Fix the ensemble_size == 0 error in automl.py #1369

bkpcoding · 2022-01-13T10:53:06Z

Fixing the ensemble_size == 0 error in the fit_ensemble and show_models functions by raising a ValueError in the former and issuing a warning and returning an empty dictionary in the latter. Related to issue #1365

…by adding a valueError to the former and giving a warning and returning empty dictionary in the latter

bkpcoding · 2022-01-13T10:57:30Z

Hey @eddiebergman can you check the PR?

eddiebergman

Seems mostly good :) Just a bit more explicit checking with show_models().
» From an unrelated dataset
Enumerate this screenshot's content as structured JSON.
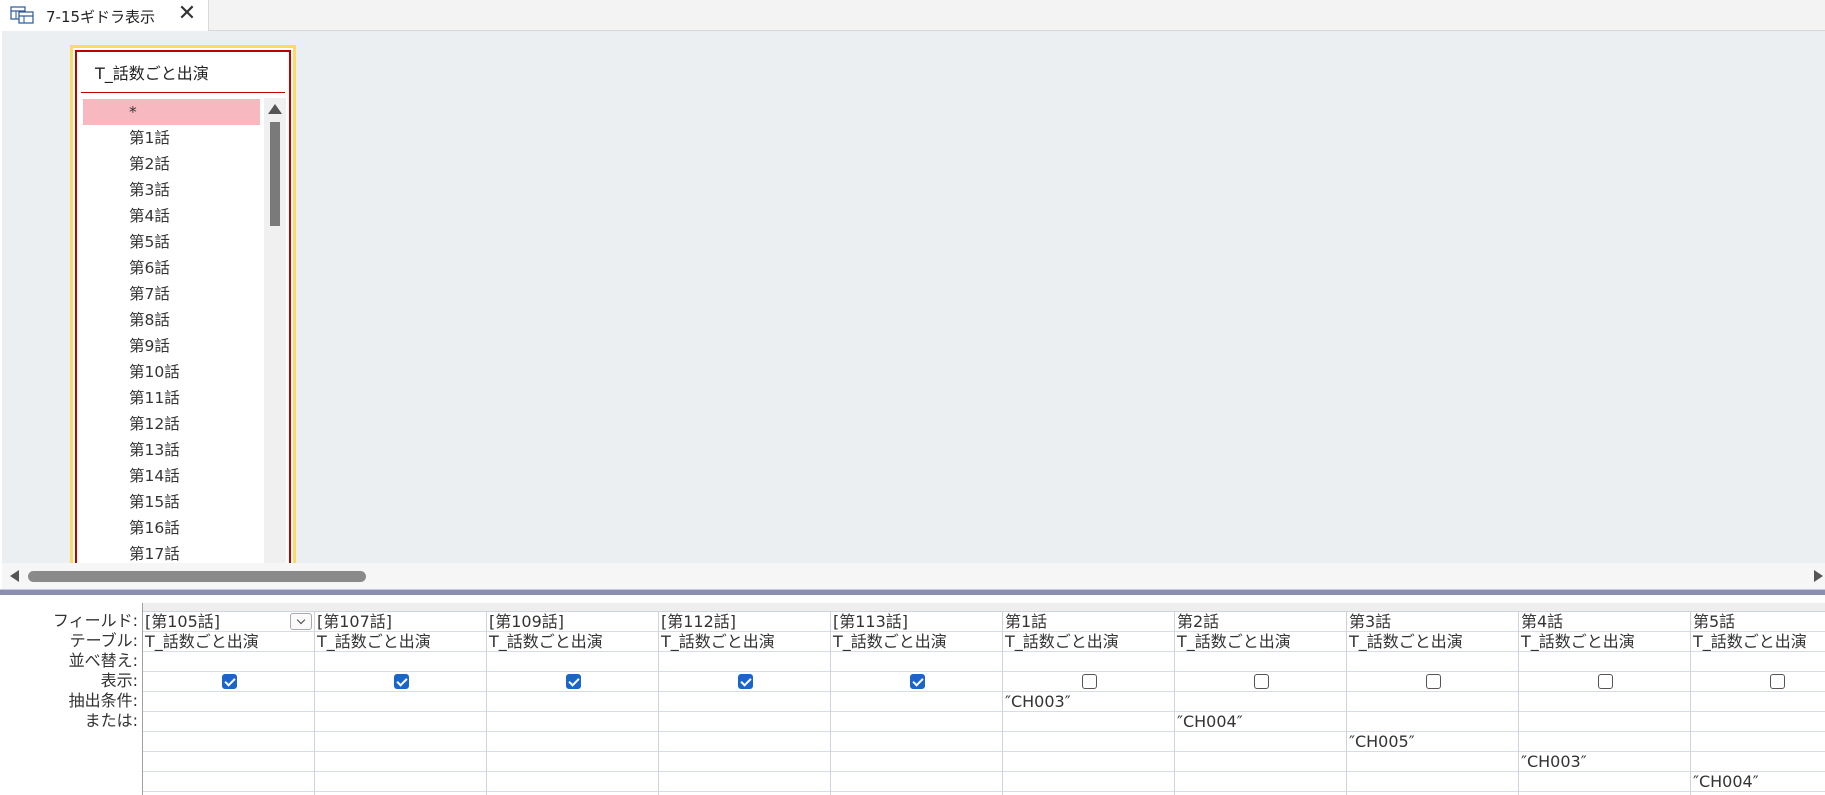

We would also add some brief tests to make sure these are raised.
This constitutes 4 tests, one for each kind of error/warning. These would all go in test_automl.py

Test that fit_ensemble(..., ensemble_size=0) gives an error. You don't need to worry about fitting before hand as the check is performed before anything explicit is done.
Check for the fitted error in show_models(), should be straight forward enough.
Check for empty dict when show_models() is called with ensemble_size = 0 passed in construction of AutoMLClassifier.
The last test, checking for no models existing return an empty dict, We could construct an AutoMLClassifier with ensemble_size > 0, set whatever flags are needed to indicate it has been fitted so it passed the other check and then test for the correct kind of error being raise.

For reference for tests if you're not familiar, you'll need pytest.raises(<ErrorType>, match=<msg>) for checking for errors being emitted.

eddiebergman · 2022-01-13T11:37:28Z

autosklearn/automl.py

@@ -1906,6 +1907,9 @@ def show_models(self) -> Dict[int, Any]:
        """

        ensemble_dict = {}
+        if self._ensemble_size == 0:
+            self._logger.warning('No models in the ensemble. Kindly check the ensemble size.')


As this is a front facing API, this warning should be emitted to the user and not just logged silently, in fact there's not much point in logging it silently as it wouldn't help with debugging much.

import warnings warnings.warn(msg)

Also, I don't think _ensemble_size is the best proxy for checking this. A use could pass _ensemble_size = 10 but auto-sklearn failed to find any models, resulting in self._ensemble_size = 10 but having no models_ property.

Take a look at _load_models() for the logic of self.ensemble_ and self.models_.

While thinking about it, there's probably three separate conditions to check for:

Has autosklearn been fitted? If not raise a RuntimeError

Has autosklearn been given a paramter of ensemble_size=0? If so, issue a warning and give an empty dict.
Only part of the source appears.